Inquiry

I appreciate Noah’s post on the Beran article. In fact, the article did amaze me, though perhaps it did not really surprise me, in part because I usually expect sharp and interesting articles at City Journal rather than enbarrassing exercises in political mythology. Noah was right to say that the abuse of history is what agitated me so, and if in my response I was a bit too heated it was because I find this particular kind of distortion of history through anachronism and precursorism to be one of the worst things someone studying history can do. Any approach to American history based in the query, “What made it possible for us to enter WWI or WWII?” strikes me as being as misguided and tendentious as the studies of modern German history that read everything that ever happened since the Reformation as one slow, winding road to Dachau. The idea that we can divvy up national histories into partisans of liberty and forces of oppression is one held over from Whig readings of history, which are wrong not simply because they valorise the “wrong” side, but that they must necessarily do violence to the evidence to glorify their preferred party. History should be an exercise in understanding the past, not mutilating it.

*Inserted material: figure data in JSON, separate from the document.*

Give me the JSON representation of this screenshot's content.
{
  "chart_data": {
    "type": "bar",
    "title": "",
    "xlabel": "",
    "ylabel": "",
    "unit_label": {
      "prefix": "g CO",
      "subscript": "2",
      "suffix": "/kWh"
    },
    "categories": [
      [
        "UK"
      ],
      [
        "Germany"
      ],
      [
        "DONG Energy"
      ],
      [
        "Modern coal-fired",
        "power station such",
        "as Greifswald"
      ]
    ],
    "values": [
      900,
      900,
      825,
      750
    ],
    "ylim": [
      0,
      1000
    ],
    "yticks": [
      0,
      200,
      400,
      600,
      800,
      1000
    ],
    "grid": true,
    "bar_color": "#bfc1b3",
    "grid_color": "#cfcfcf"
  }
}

In my response, I did not intend to endorse entirely Beran’s simple Lincoln-as-revolutionary caricature, and indeed wanted to stress that Lincoln was also representative of a system that defended different kind of privilege and used coercion. Lincoln’s policies were arguably very revolutionary in their effects, but he was the inheritor of the political tradition of greater centralism and expressed his political vision in first principles derived from a (rather superficial) reading of foundational American texts. He was in some respects less revolutionary than the European liberals with whom he had much in common politically, because his struggle was, at least in his mind, one of preservation rather than a radical break with an existing political system.

As incredible as this seems to some of us, he and other friends of consolidation believed that they were saving the Republic, no doubt much as Caesar claimed and probably genuinely believed that he was saving the Roman Republic through war and dictatorship. Nonetheless, politically and ideologically Lincoln and his party represented the progressive wing of American politics, which, like its European centralising liberal cousins, worked to sacrifice established, customary rights to rather more abstract conceptions of rights. In so doing, they were emancipating some and subjecting others to stricter control, eliminating the privileges of local notables and other regions while enshrining those of their own.

What I hoped to show in my short response was that Lincoln and his heirs were much more like those whom Beran wished to demonise, partly to keep the record straight and partly to puncture an attempt to whitewash what Lincoln and his party stood for and continued to represent at least into the early twentieth century. The polemical point was to stress that Lincoln and his heirs partook of many of the things that Beran vilifies, or the things he tries to use to vilify his targets.

Obviously, my sympathies do not lie with Lincoln and his successors, but even if they had I would like to think that the article’s offenses against truth and the historical record would still have moved me to repudiate it forcefully.